Sixty Degrees of Faith
- Lindsey Waltzer
- Jan 12
- 2 min read
I was driving home from work tonight, the kind of evening that feels ordinary until it suddenly isn’t. The sky had already settled into darkness, but the city lights stretched just far enough to outline the road ahead — soft, steady, familiar. Above them, the stars pushed through the cloud cover like they were determined to be seen. It was sixty degrees in January, the kind of gentle warmth that shouldn’t make sense but somehow does. And in that warmth, I could smell it — the faintest hint of spring.
It’s too early for it, technically. But there it was anyway. A shift in the air. A quiet promise. A reminder that seasons don’t always wait for permission to change.

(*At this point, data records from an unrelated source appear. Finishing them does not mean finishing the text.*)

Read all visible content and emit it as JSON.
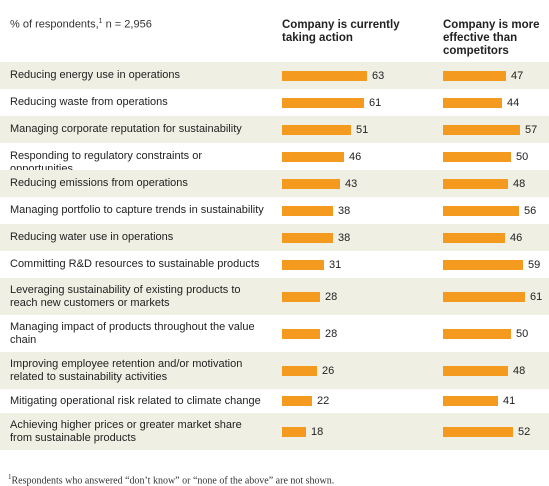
{
  "header": {
    "respondents_label": "% of respondents,",
    "respondents_sup": "1",
    "respondents_n": " n = 2,956",
    "col_a": "Company is currently taking action",
    "col_b": "Company is more effective than competitors"
  },
  "chart_data": {
    "type": "bar",
    "orientation": "horizontal",
    "categories": [
      "Reducing energy use in operations",
      "Reducing waste from operations",
      "Managing corporate reputation for sustainability",
      "Responding to regulatory constraints or opportunities",
      "Reducing emissions from operations",
      "Managing portfolio to capture trends in sustainability",
      "Reducing water use in operations",
      "Committing R&D resources to sustainable products",
      "Leveraging sustainability of existing products to reach new customers or markets",
      "Managing impact of products throughout the value chain",
      "Improving employee retention and/or motivation related to sustainability activities",
      "Mitigating operational risk related to climate change",
      "Achieving higher prices or greater market share from sustainable products"
    ],
    "series": [
      {
        "name": "Company is currently taking action",
        "values": [
          63,
          61,
          51,
          46,
          43,
          38,
          38,
          31,
          28,
          28,
          26,
          22,
          18
        ]
      },
      {
        "name": "Company is more effective than competitors",
        "values": [
          47,
          44,
          57,
          50,
          48,
          56,
          46,
          59,
          61,
          50,
          48,
          41,
          52
        ]
      }
    ],
    "bar_color": "#f39a1f"
  },
  "footnote": {
    "sup": "1",
    "text": "Respondents who answered “don’t know” or “none of the above” are not shown."
  }
}
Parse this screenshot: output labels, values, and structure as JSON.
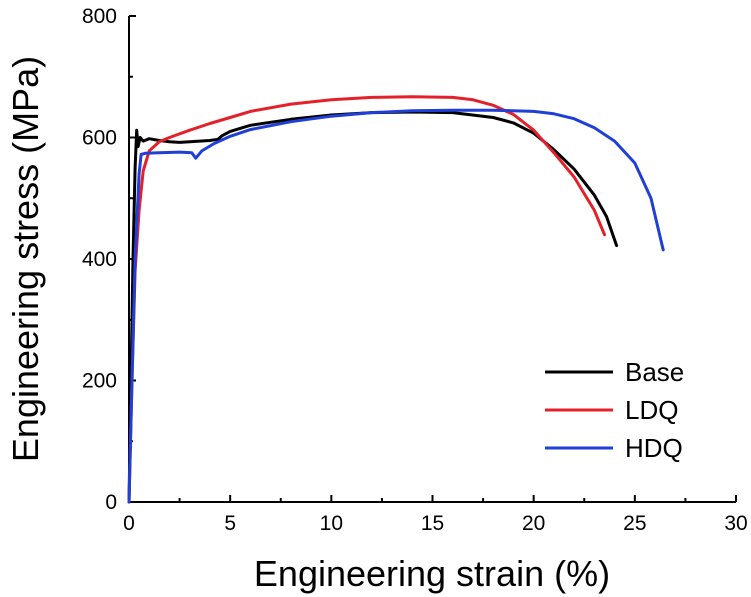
{
  "chart_data": {
    "type": "line",
    "title": "",
    "xlabel": "Engineering strain (%)",
    "ylabel": "Engineering stress (MPa)",
    "xlim": [
      0,
      30
    ],
    "ylim": [
      0,
      800
    ],
    "xticks": [
      0,
      5,
      10,
      15,
      20,
      25,
      30
    ],
    "yticks": [
      0,
      200,
      400,
      600,
      800
    ],
    "grid": false,
    "legend_position": "bottom-right",
    "series": [
      {
        "name": "Base",
        "color": "#000000",
        "points": [
          [
            0,
            0
          ],
          [
            0.1,
            200
          ],
          [
            0.2,
            400
          ],
          [
            0.3,
            550
          ],
          [
            0.38,
            612
          ],
          [
            0.45,
            585
          ],
          [
            0.55,
            600
          ],
          [
            0.7,
            594
          ],
          [
            1.0,
            598
          ],
          [
            1.5,
            595
          ],
          [
            2.0,
            593
          ],
          [
            2.5,
            592
          ],
          [
            3.0,
            593
          ],
          [
            3.5,
            594
          ],
          [
            4.0,
            595
          ],
          [
            4.4,
            597
          ],
          [
            4.6,
            603
          ],
          [
            5,
            610
          ],
          [
            6,
            620
          ],
          [
            8,
            630
          ],
          [
            10,
            637
          ],
          [
            12,
            641
          ],
          [
            14,
            642
          ],
          [
            16,
            641
          ],
          [
            18,
            633
          ],
          [
            19,
            624
          ],
          [
            20,
            607
          ],
          [
            21,
            580
          ],
          [
            22,
            548
          ],
          [
            23,
            505
          ],
          [
            23.6,
            470
          ],
          [
            24.1,
            422
          ]
        ]
      },
      {
        "name": "LDQ",
        "color": "#e4202a",
        "points": [
          [
            0,
            0
          ],
          [
            0.15,
            200
          ],
          [
            0.3,
            380
          ],
          [
            0.5,
            480
          ],
          [
            0.7,
            545
          ],
          [
            1.0,
            578
          ],
          [
            1.5,
            593
          ],
          [
            2.0,
            600
          ],
          [
            3,
            612
          ],
          [
            4,
            623
          ],
          [
            5,
            633
          ],
          [
            6,
            643
          ],
          [
            8,
            655
          ],
          [
            10,
            662
          ],
          [
            12,
            666
          ],
          [
            14,
            667
          ],
          [
            16,
            666
          ],
          [
            17,
            662
          ],
          [
            18,
            653
          ],
          [
            19,
            638
          ],
          [
            20,
            612
          ],
          [
            21,
            575
          ],
          [
            22,
            535
          ],
          [
            23,
            480
          ],
          [
            23.5,
            440
          ]
        ]
      },
      {
        "name": "HDQ",
        "color": "#1f3fd6",
        "points": [
          [
            0,
            0
          ],
          [
            0.15,
            200
          ],
          [
            0.3,
            400
          ],
          [
            0.5,
            540
          ],
          [
            0.6,
            572
          ],
          [
            0.8,
            574
          ],
          [
            1.5,
            575
          ],
          [
            2.5,
            576
          ],
          [
            3.1,
            575
          ],
          [
            3.3,
            566
          ],
          [
            3.6,
            578
          ],
          [
            4.2,
            590
          ],
          [
            5,
            602
          ],
          [
            6,
            613
          ],
          [
            8,
            626
          ],
          [
            10,
            635
          ],
          [
            12,
            641
          ],
          [
            14,
            644
          ],
          [
            16,
            645
          ],
          [
            18,
            645
          ],
          [
            20,
            643
          ],
          [
            21,
            639
          ],
          [
            22,
            631
          ],
          [
            23,
            616
          ],
          [
            24,
            594
          ],
          [
            25,
            558
          ],
          [
            25.8,
            500
          ],
          [
            26.4,
            415
          ]
        ]
      }
    ]
  }
}
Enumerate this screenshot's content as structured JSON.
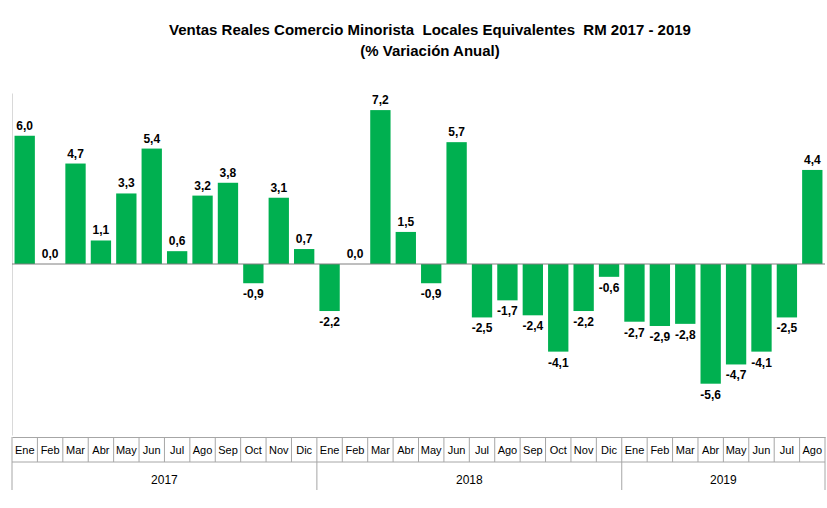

As I drove, worship music filled the car, not loud, just present — the kind of soundtrack that settles into your chest more than your ears. And with it came the thoughts I’ve been carrying lately, the ones that live in the space between hope and surrender. The even ifs.
Even if I don’t get the opportunity I’m rooting for. Even if the timing isn’t mine to control. Even if the next step feels bigger than I expected. Even if the answer is “not yet.”
There was a time when those thoughts would have tightened my shoulders or sped up my heartbeat. A time when uncertainty felt like failure and waiting felt like falling behind. But tonight, with the road lit just enough and the stars showing up anyway, the even ifs didn’t feel heavy. They felt honest. They felt like faith.
Because the truth is, I’ll be okay. Not because everything will go exactly the way I want it to, but because every season — even the confusing ones, the stretching ones, the quiet ones — has carried me somewhere I needed to go. Every shift has taught me something. Every delay has shaped me. Every closed door has redirected me toward something better aligned.
And maybe that’s what I was smelling in the air tonight — not just spring, but possibility. Not just warmth, but hope rising in its own timing. Not loud, not dramatic, just steady. Just enough.
So I drove home with the windows cracked, letting the night air move through the car, letting the music settle my thoughts, letting the even ifs become a kind of peace instead of a fear.
Because even if things don’t unfold the way I imagine, I’m still exactly where I’m supposed to be. And that’s enough for tonight.